Daemon looked over to see a small green figure marching toward him. A goblin. Daemon watched the creature in wonder, he never seen one before.
“I’m on my way to conqueror Burnsolott and then the world.” Daemon said his voice cold and ominous.
“You got your permit?”
“Permit? Who are you?” Daemon asked.
“My names Nar. I’m the Union enforcer. You need a permit from the Union of Villains and Evildoers. Can’t invade the city without it. And then of course there is the equal rights violation.”
“Equal rights?”
“Yeah. I only see zombies in your horde. There isn’t one troll, goblin, dragon, giant, elf, or ogre in the whole lot, there’s going to be some penalties for that.”

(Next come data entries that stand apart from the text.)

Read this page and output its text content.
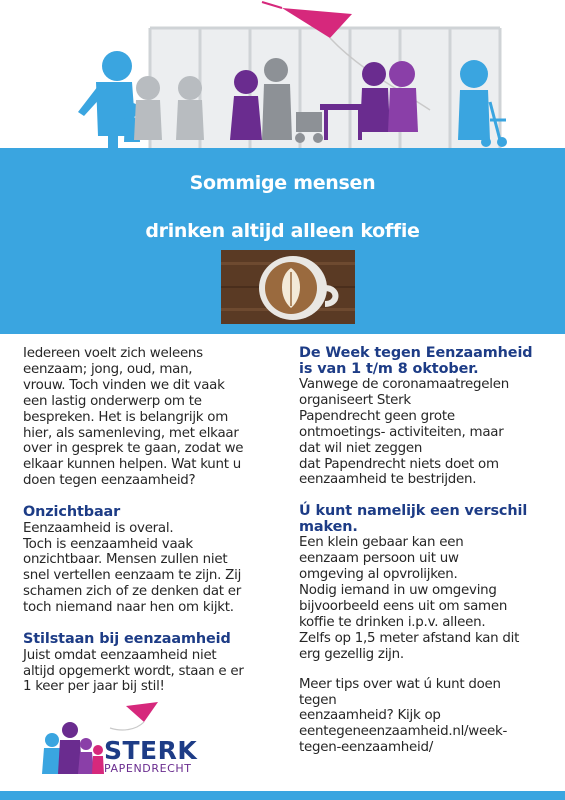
Sommige mensen
drinken altijd alleen koffie

Iedereen voelt zich weleens
eenzaam; jong, oud, man,
vrouw. Toch vinden we dit vaak
een lastig onderwerp om te
bespreken. Het is belangrijk om
hier, als samenleving, met elkaar
over in gesprek te gaan, zodat we
elkaar kunnen helpen. Wat kunt u
doen tegen eenzaamheid?

Onzichtbaar

Eenzaamheid is overal.
Toch is eenzaamheid vaak
onzichtbaar. Mensen zullen niet
snel vertellen eenzaam te zijn. Zij
schamen zich of ze denken dat er
toch niemand naar hen om kijkt.

Stilstaan bij eenzaamheid

Juist omdat eenzaamheid niet
altijd opgemerkt wordt, staan e er
1 keer per jaar bij stil!

De Week tegen Eenzaamheid
is van 1 t/m 8 oktober.

Vanwege de coronamaatregelen
organiseert Sterk
Papendrecht geen grote
ontmoetings- activiteiten, maar
dat wil niet zeggen
dat Papendrecht niets doet om
eenzaamheid te bestrijden.

Ú kunt namelijk een verschil
maken.

Een klein gebaar kan een
eenzaam persoon uit uw
omgeving al opvrolijken.
Nodig iemand in uw omgeving
bijvoorbeeld eens uit om samen
koffie te drinken i.p.v. alleen.
Zelfs op 1,5 meter afstand kan dit
erg gezellig zijn.

Meer tips over wat ú kunt doen
tegen
eenzaamheid? Kijk op
eentegeneenzaamheid.nl/week-
tegen-eenzaamheid/

STERK
PAPENDRECHT
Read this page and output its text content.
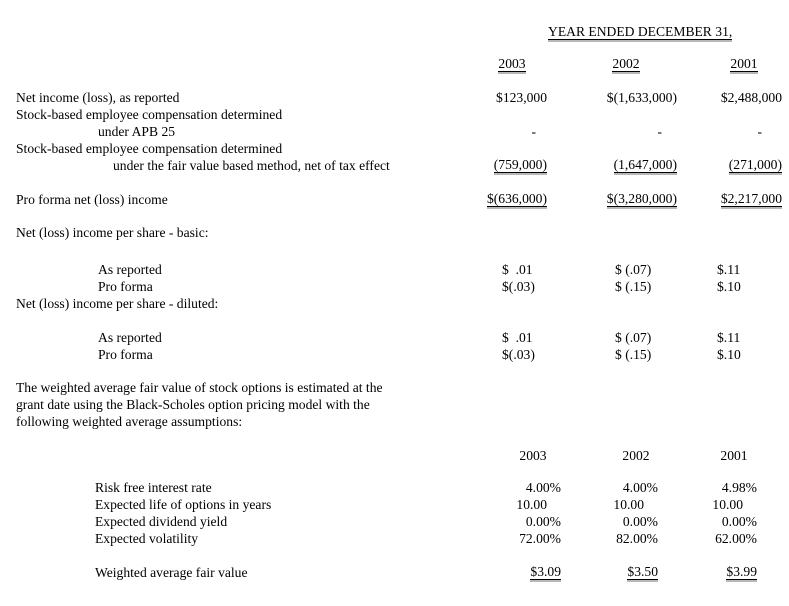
YEAR ENDED DECEMBER 31,
2003	2002	2001
Net income (loss), as reported	$123,000	$(1,633,000)	$2,488,000
Stock-based employee compensation determined
under APB 25	-	-	-
Stock-based employee compensation determined
under the fair value based method, net of tax effect	(759,000)	(1,647,000)	(271,000)
Pro forma net (loss) income	$(636,000)	$(3,280,000)	$2,217,000
Net (loss) income per share - basic:
As reported	$  .01	$ (.07)	$.11
Pro forma	$(.03)	$ (.15)	$.10
Net (loss) income per share - diluted:
As reported	$  .01	$ (.07)	$.11
Pro forma	$(.03)	$ (.15)	$.10
The weighted average fair value of stock options is estimated at the
grant date using the Black-Scholes option pricing model with the
following weighted average assumptions:
2003	2002	2001
Risk free interest rate	4.00%	4.00%	4.98%
Expected life of options in years	10.00	10.00	10.00
Expected dividend yield	0.00%	0.00%	0.00%
Expected volatility	72.00%	82.00%	62.00%
Weighted average fair value	$3.09	$3.50	$3.99
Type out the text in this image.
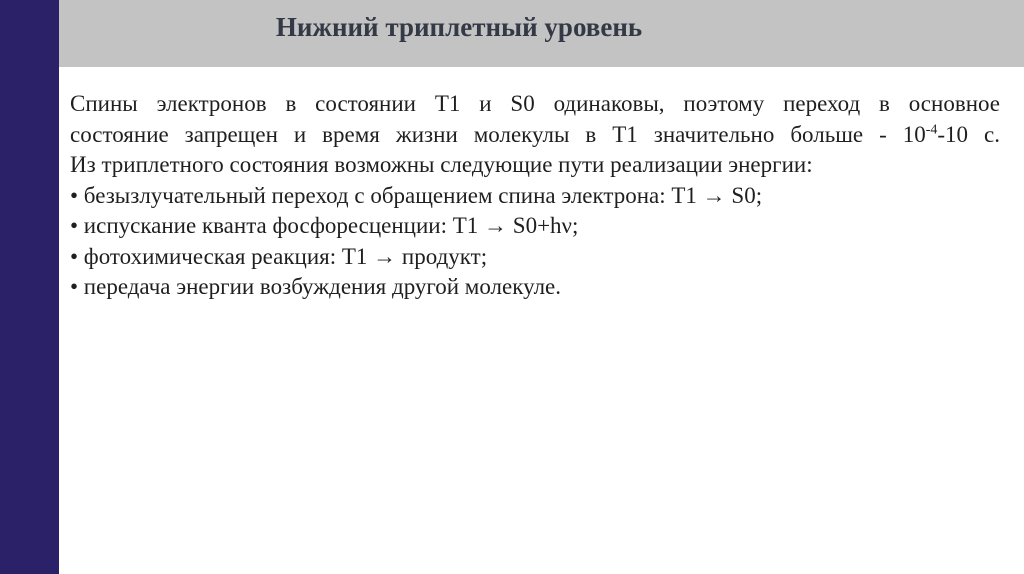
Нижний триплетный уровень
Спины электронов в состоянии T1 и S0 одинаковы, поэтому переход в основное
состояние запрещен и время жизни молекулы в T1 значительно больше - $10^{-4}-10$ с.
Из триплетного состояния возможны следующие пути реализации энергии:
• безызлучательный переход с обращением спина электрона: T1 → S0;
• испускание кванта фосфоресценции: T1 → S0+hν;
• фотохимическая реакция: T1 → продукт;
• передача энергии возбуждения другой молекуле.
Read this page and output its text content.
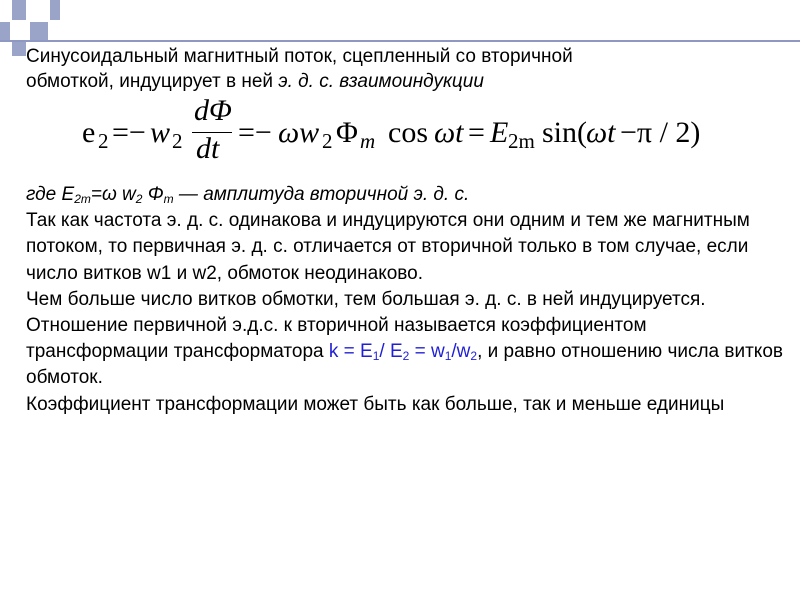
Синусоидальный магнитный поток, сцепленный со вторичной
обмоткой, индуцирует в ней э. д. с. взаимоиндукции
e 2 =− w 2
dΦ
dt =− ωw 2 Φ m cos ωt = E 2m sin( ωt −π / 2)

где $E_{2m}=\omega$ $w_2$ $\Phi_m$ — амплитуда вторичной э. д. с.

Так как частота э. д. с. одинакова и индуцируются они одним и тем же магнитным потоком, то первичная э. д. с. отличается от вторичной только в том случае, если число витков w1 и w2, обмоток неодинаково.

Чем больше число витков обмотки, тем большая э. д. с. в ней индуцируется.

Отношение первичной э.д.с. к вторичной называется коэффициентом трансформации трансформатора $k = E_1/$ $E_2 = w_1/w_2$, и равно отношению числа витков обмоток.

Коэффициент трансформации может быть как больше, так и меньше единицы
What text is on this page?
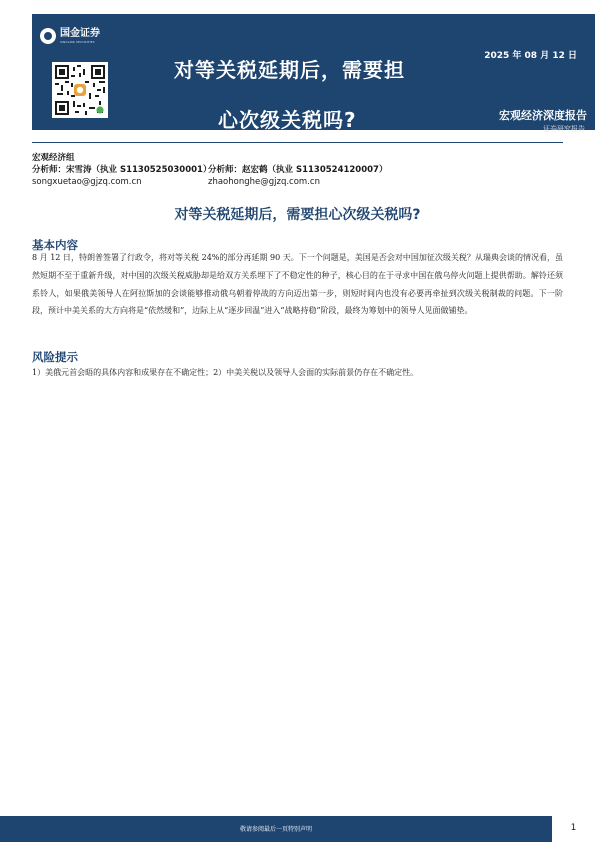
国金证券
SINOLINK SECURITIES
对等关税延期后，需要担
心次级关税吗?
2025 年 08 月 12 日
宏观经济深度报告
证券研究报告
宏观经济组
分析师：宋雪涛（执业 S1130525030001）
分析师：赵宏鹤（执业 S1130524120007）
songxuetao@gjzq.com.cn	zhaohonghe@gjzq.com.cn
对等关税延期后，需要担心次级关税吗?
基本内容
8 月 12 日，特朗普签署了行政令，将对等关税 24%的部分再延期 90 天。下一个问题是，美国是否会对中国加征次级关税？从瑞典会谈的情况看，虽然短期不至于重新升级，对中国的次级关税威胁却是给双方关系埋下了不稳定性的种子，核心目的在于寻求中国在俄乌停火问题上提供帮助。解铃还须系铃人，如果俄美领导人在阿拉斯加的会谈能够推动俄乌朝着停战的方向迈出第一步，则短时间内也没有必要再牵扯到次级关税制裁的问题。下一阶段，预计中美关系的大方向将是“依然缓和”，边际上从“逐步回温”进入“战略持稳”阶段，最终为筹划中的领导人见面做铺垫。
风险提示
1）美俄元首会晤的具体内容和成果存在不确定性；2）中美关税以及领导人会面的实际前景仍存在不确定性。
敬请参阅最后一页特别声明	1
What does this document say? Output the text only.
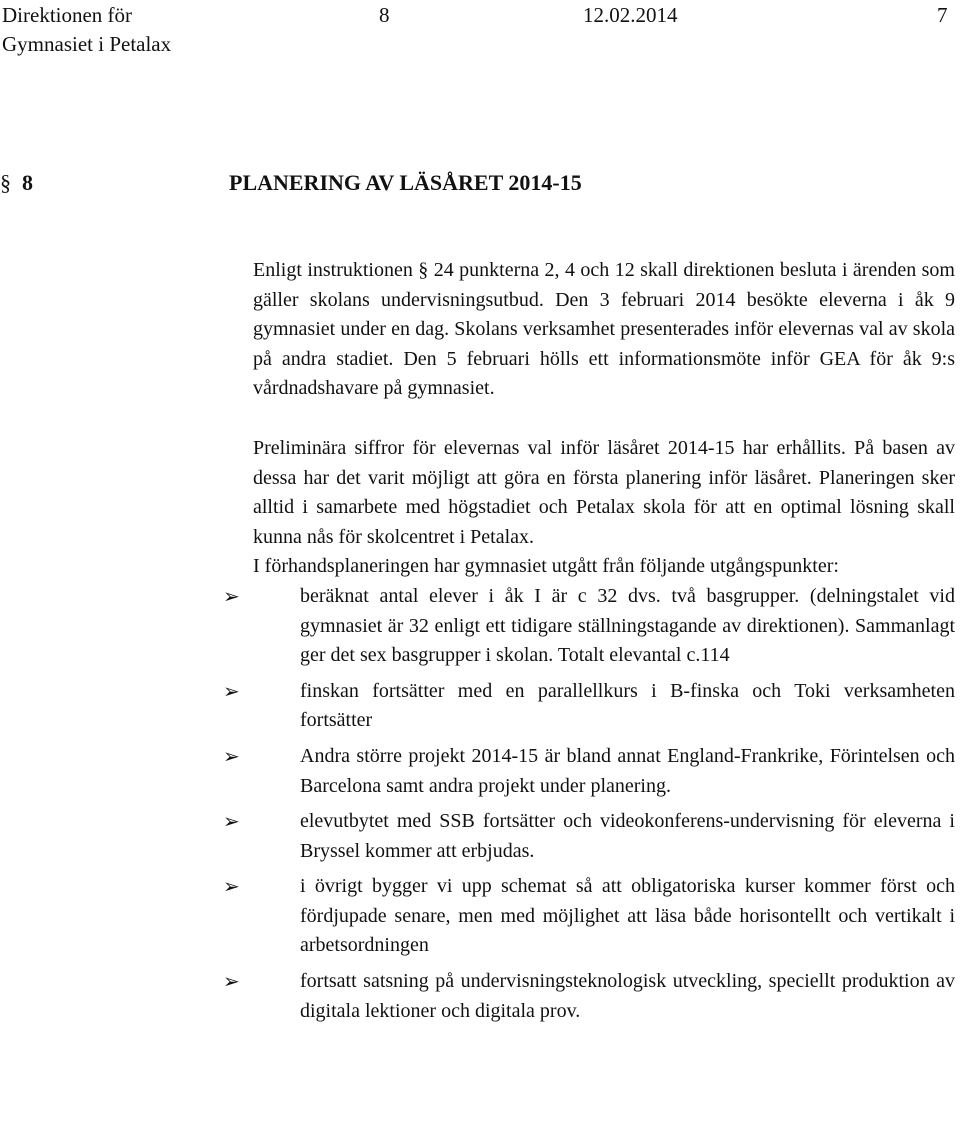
Direktionen för
Gymnasiet i Petalax
8	12.02.2014	7
§ 8	PLANERING AV LÄSÅRET 2014-15

Enligt instruktionen § 24 punkterna 2, 4 och 12 skall direktionen besluta i ärenden som gäller skolans undervisningsutbud. Den 3 februari 2014 besökte eleverna i åk 9 gymnasiet under en dag. Skolans verksamhet presenterades inför elevernas val av skola på andra stadiet. Den 5 februari hölls ett informationsmöte inför GEA för åk 9:s vårdnadshavare på gymnasiet.

Preliminära siffror för elevernas val inför läsåret 2014-15 har erhållits. På basen av dessa har det varit möjligt att göra en första planering inför läsåret. Planeringen sker alltid i samarbete med högstadiet och Petalax skola för att en optimal lösning skall kunna nås för skolcentret i Petalax.

I förhandsplaneringen har gymnasiet utgått från följande utgångspunkter:

➢	beräknat antal elever i åk I är c 32 dvs. två basgrupper. (delningstalet vid gymnasiet är 32 enligt ett tidigare ställningstagande av direktionen). Sammanlagt ger det sex basgrupper i skolan. Totalt elevantal c.114
➢	finskan fortsätter med en parallellkurs i B-finska och Toki verksamheten fortsätter
➢	Andra större projekt 2014-15 är bland annat England-Frankrike, Förintelsen och Barcelona samt andra projekt under planering.
➢	elevutbytet med SSB fortsätter och videokonferens-undervisning för eleverna i Bryssel kommer att erbjudas.
➢	i övrigt bygger vi upp schemat så att obligatoriska kurser kommer först och fördjupade senare, men med möjlighet att läsa både horisontellt och vertikalt i arbetsordningen
➢	fortsatt satsning på undervisningsteknologisk utveckling, speciellt produktion av digitala lektioner och digitala prov.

“Just out of curiosity, why do I need a permit to invade the city? I mean I have a horde I could just you know…go around you and stuff.”
“Because that would make the Union mad. Do you really want every warlord, evil stepmother, witch, vampire, and Shadow Lord in the kingdom upset with you?”
“I’m sure we can work something out.” Daemon said fidgeting.
“Bribery is against the law! And in this case rather expensive.” The goblin said with a greedy smile.
***
After hours of negotiations, Daemon had all the necessary permits, a new member added to his horde, and a lot of weight subtracted from his coin purse. His new minion was a goblin and a cousin to the little one named Nar. This one was named Nab.
“Okay, where was I? Oh yeah. There’s the City!” Daemon’s voice cracked as he attempted mad laughter. “They will soon learn to fear the name Thornpicker! Come my fiendish allies, we will crush-. Oh, damn it. You in the pink and yellow turn around. No picking at your wounds. Wait minute.” Daemon stopped, rearranging his horde by hand, as they were currently ignoring his commands.
“Let’s try this again. There’s the City!” Daemon giggled, a feat much easier than insane laughter. “What is now?” Daemon asked, looking down his new goblin employee who was tugging on the hem of his robe. “I’m in the middle of my villainous dialog, I have to finish before we can pillage and plunder the city.”
“That’s just it boss, I think we’re a little late.” Nab gestured to the city.
It was completely engulfed in flames. Huge scaly shapes flew over it on massive bat like wings.
“Dragons? But I had all the permits!” Daemon whined.
“You didn’t read the small print, the documents do not grant exclusive rights to said property, merely the right to invasion of the property. It’s first come first serve. Looks like you‘re going to have to raid a different city.”
“Damn. Damn. Damn it. I don’t have enough money to buy the permits. And I’m sure as hell not walking to the next closest city. Have you smelled the zombies? Looks like its back to bartending and making Wizbang for me.”
“Hey wait a minute. You know how to make Wizbang?”
***
In just a few short months, Thornpicker & Nab was one of the largest breweries in all the kingdom, with the legendary Wizbang ale as their top seller. When asked how he became so successful Daemon always replied, “Never underestimate the value of a good education.”